The problem, then, is not so much that we have too many terms for discrimination, but that we don’t have enough. While “feminism” is still necessary as an over-arching term encompassing the global scale of sexism and misogyny, I think we need some new words – ones to describe a more modern feminism, less loaded with political and historical connotations. Feminism as a concept is still needed as long as sexism still exists (and don’t try to tell me that it doesn’t, or so help me) but the word itself has so many associations, both positive and negative, that it has become almost too powerful, to the point where it can no longer be used in everyday conversation. Like Godwin’s Law, discussion of anything from politics to film will inevitably come back to feminism, and once it’s been brought up, all reasonable debate is out the window. Everyone has a strong opinion on feminism, but bringing it up will either provoke intense debate (which never actually seems to lead anywhere), or result in the person who mentioned it being labelled a killjoy and ruining an otherwise civilised argument.
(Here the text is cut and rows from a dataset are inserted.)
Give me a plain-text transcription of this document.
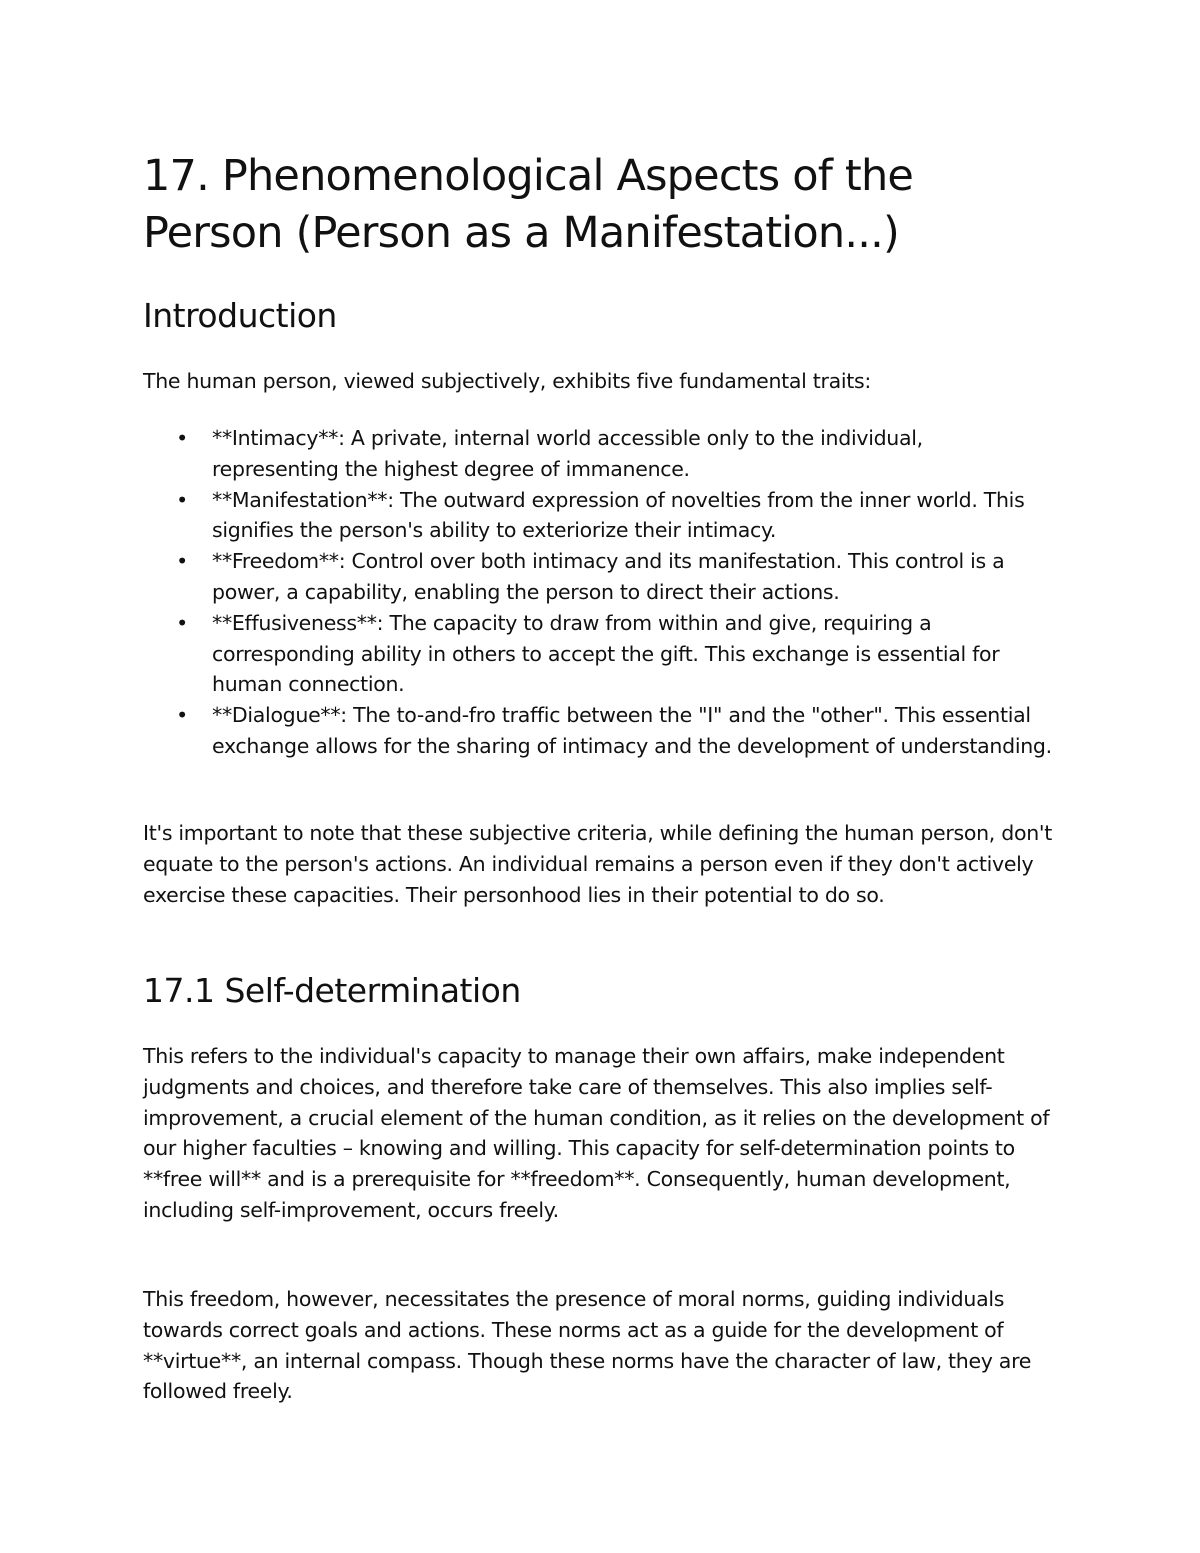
17. Phenomenological Aspects of the Person (Person as a Manifestation...)
Introduction

The human person, viewed subjectively, exhibits five fundamental traits:

• **Intimacy**: A private, internal world accessible only to the individual, representing the highest degree of immanence.
• **Manifestation**: The outward expression of novelties from the inner world. This signifies the person's ability to exteriorize their intimacy.
• **Freedom**: Control over both intimacy and its manifestation. This control is a power, a capability, enabling the person to direct their actions.
• **Effusiveness**: The capacity to draw from within and give, requiring a corresponding ability in others to accept the gift. This exchange is essential for human connection.
• **Dialogue**: The to-and-fro traffic between the "I" and the "other". This essential exchange allows for the sharing of intimacy and the development of understanding.

It's important to note that these subjective criteria, while defining the human person, don't equate to the person's actions. An individual remains a person even if they don't actively exercise these capacities. Their personhood lies in their potential to do so.

17.1 Self-determination

This refers to the individual's capacity to manage their own affairs, make independent judgments and choices, and therefore take care of themselves. This also implies self-improvement, a crucial element of the human condition, as it relies on the development of our higher faculties – knowing and willing. This capacity for self-determination points to **free will** and is a prerequisite for **freedom**. Consequently, human development, including self-improvement, occurs freely.

This freedom, however, necessitates the presence of moral norms, guiding individuals towards correct goals and actions. These norms act as a guide for the development of **virtue**, an internal compass. Though these norms have the character of law, they are followed freely.
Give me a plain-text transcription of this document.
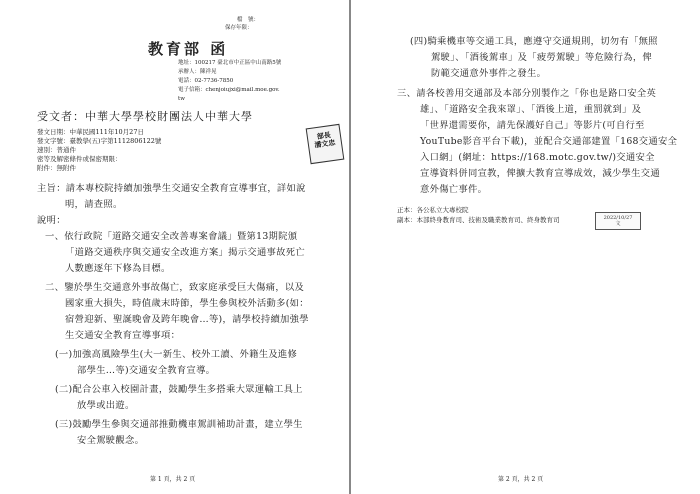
檔　號：
保存年限：
教育部 函
地址：100217 臺北市中正區中山南路5號
承辦人：陳祥晃
電話：02-7736-7850
電子信箱：chenjoiujxi@mail.moe.gov.
tw
受文者：中華大學學校財團法人中華大學
發文日期：中華民國111年10月27日
發文字號：臺教學(五)字第1112806122號
速別：普通件
密等及解密條件或保密期限：
附件：無附件
部長
潘文忠
主旨：請本專校院持續加強學生交通安全教育宣導事宜，詳如說
明，請查照。
說明：
一、依行政院「道路交通安全改善專案會議」暨第13期院頒
「道路交通秩序與交通安全改進方案」揭示交通事故死亡
人數應逐年下修為目標。
二、鑒於學生交通意外事故傷亡，致家庭承受巨大傷痛，以及
國家重大損失，時值歲末時節，學生參與校外活動多(如：
宿營迎新、聖誕晚會及跨年晚會…等)，請學校持續加強學
生交通安全教育宣導事項：
(一)加強高風險學生(大一新生、校外工讀、外籍生及進修
部學生…等)交通安全教育宣導。
(二)配合公車入校園計畫，鼓勵學生多搭乘大眾運輸工具上
放學或出遊。
(三)鼓勵學生參與交通部推動機車駕訓補助計畫，建立學生
安全駕駛觀念。
第 1 頁，共 2 頁
(四)騎乘機車等交通工具，應遵守交通規則，切勿有「無照
駕駛」、「酒後駕車」及「疲勞駕駛」等危險行為，俾
防範交通意外事件之發生。
三、請各校善用交通部及本部分別製作之「你也是路口安全英
雄」、「道路安全我來罩」、「酒後上道，重罰就到」及
「世界還需要你，請先保護好自己」等影片(可自行至
YouTube影音平台下載)，並配合交通部建置「168交通安全
入口網」(網址：https://168.motc.gov.tw/)交通安全
宣導資料併同宣教，俾擴大教育宣導成效，減少學生交通
意外傷亡事件。
正本：各公私立大專校院
副本：本部終身教育司、技術及職業教育司、終身教育司	2022/10/27
文
第 2 頁，共 2 頁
Now, obviously there is nothing wrong with a word – especially one related to a historical and political movement – being so charged. The problem is that if we persist in using it in everyday circumstances, it will eventually lose its power, and then what do we use when confronted with hardcore sexism and discrimination? Feminism of the more extreme variety is still needed in many places in the world, for serious instances of misogyny that we don’t often see in western countries. Women being subjected to female genital mutilation and being denied basic rights need Feminism with a capital F, and hopefully, if we keep it associated with those women rather than letting it become a first world problem, it will continue to have a real impact. However, we also need a word to combat less brutal sexism, one which would encompass not a historical and political movement, but more simply, a desire. Now, I’m no linguist, so I’ll leave its invention up to the professionals, but its sentiment would be a fairly simple one. No man-bashing, no judgement, no stereotypes, just a desire to be treated equally. It was best summed up, surprisingly, in TV show ‘Rules of Engagement’, in one of the show’s few worthwhile moments: When confronted with some good old fashioned sexism, Jeff decides that women should be treated exactly like men, as they are just “men with boobs.”

Honestly, I have no idea if this would make a real difference, but the fact that feminism – a movement fighting for equality for half of the population of the world – is so negatively perceived nowadays shows that we need to start approaching it differently, and the basic level of language seems like a good place to start. Even if it doesn’t help, it’s worth a shot, right?